To date, only a few regional cuisines have been included in the UNESCO list of intangible cultural heritage. In 2013, however, washoku – the traditional Japanese food culture – made it onto the world-renowned UNESCO list. An honor that makes the entire Japanese nation proud!
Washoku is a method that encourages the consumption of various natural, locally sourced ingredients such as rice, fish, vegetables, and edible wild plants. It also includes traditions related to the careful preparation and presentation of food. But washoku is much more than that.
Japanese cuisine contains little meat, but instead lots of rice, fish and seasonal vegetables. In addition, soy sauce is traditionally used to flavor many dishes, and its special quality helps to enhance the natural flavor of the ingredients without masking them. This characteristic can also be transferred to Kikkoman Naturally Brewed Soy Sauce.
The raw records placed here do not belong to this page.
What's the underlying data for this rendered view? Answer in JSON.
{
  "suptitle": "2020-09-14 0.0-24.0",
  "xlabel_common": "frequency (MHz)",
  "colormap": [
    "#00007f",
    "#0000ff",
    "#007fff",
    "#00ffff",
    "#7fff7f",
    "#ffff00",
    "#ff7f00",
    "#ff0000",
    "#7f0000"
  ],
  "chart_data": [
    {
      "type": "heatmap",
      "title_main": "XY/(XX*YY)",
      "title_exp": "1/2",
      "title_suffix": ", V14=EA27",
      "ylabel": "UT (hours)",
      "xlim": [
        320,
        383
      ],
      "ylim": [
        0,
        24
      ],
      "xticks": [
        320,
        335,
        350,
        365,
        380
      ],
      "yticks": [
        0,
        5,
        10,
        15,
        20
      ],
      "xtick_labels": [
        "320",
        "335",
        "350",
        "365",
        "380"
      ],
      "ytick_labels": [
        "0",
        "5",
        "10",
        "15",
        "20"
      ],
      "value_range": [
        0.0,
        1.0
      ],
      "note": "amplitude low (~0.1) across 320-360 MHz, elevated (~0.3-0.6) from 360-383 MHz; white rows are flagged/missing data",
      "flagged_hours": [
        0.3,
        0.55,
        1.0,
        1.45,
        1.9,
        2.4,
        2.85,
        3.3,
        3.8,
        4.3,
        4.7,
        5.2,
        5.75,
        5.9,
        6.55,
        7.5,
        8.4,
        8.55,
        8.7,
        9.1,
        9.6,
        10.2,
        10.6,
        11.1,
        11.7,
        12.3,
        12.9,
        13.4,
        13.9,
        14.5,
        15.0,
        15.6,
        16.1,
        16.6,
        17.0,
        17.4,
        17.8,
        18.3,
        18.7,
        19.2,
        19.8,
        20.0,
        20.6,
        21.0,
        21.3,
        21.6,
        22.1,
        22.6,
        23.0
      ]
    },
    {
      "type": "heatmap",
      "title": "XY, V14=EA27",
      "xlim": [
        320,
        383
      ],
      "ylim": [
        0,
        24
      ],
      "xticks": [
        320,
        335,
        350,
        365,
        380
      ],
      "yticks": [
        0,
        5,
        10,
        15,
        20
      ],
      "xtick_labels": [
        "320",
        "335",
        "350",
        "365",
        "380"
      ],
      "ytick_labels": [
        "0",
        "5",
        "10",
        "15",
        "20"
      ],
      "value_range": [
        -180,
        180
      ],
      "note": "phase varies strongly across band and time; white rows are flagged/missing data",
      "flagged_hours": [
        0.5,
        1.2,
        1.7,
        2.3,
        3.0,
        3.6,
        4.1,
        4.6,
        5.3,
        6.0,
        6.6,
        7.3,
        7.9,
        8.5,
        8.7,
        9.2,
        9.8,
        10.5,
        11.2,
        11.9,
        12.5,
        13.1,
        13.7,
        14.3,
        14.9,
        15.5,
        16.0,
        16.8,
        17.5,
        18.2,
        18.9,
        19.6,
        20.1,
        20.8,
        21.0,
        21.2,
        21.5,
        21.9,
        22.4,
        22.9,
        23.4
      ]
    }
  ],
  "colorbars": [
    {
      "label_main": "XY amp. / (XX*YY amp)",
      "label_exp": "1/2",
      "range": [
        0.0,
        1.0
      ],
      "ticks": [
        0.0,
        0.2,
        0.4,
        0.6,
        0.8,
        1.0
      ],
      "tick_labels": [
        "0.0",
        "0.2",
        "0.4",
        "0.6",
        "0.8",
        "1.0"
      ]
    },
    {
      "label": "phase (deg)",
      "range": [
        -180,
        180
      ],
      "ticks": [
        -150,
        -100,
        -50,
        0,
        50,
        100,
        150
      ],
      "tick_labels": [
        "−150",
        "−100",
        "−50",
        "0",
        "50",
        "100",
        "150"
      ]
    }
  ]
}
Japanese who practice washoku pay meticulous attention to the presentation of their food. Beautifully decorated and served on special crockery, they are a real feast for the eyes. True to the motto: the eye eats with you. Another important aspect of Washoku is the combination of different ingredients to create harmony between colors and taste.
Washoku is more than a typical country cuisine. Rather, it is a philosophy and ritual that expresses the appreciation of the preparation and consumption of food.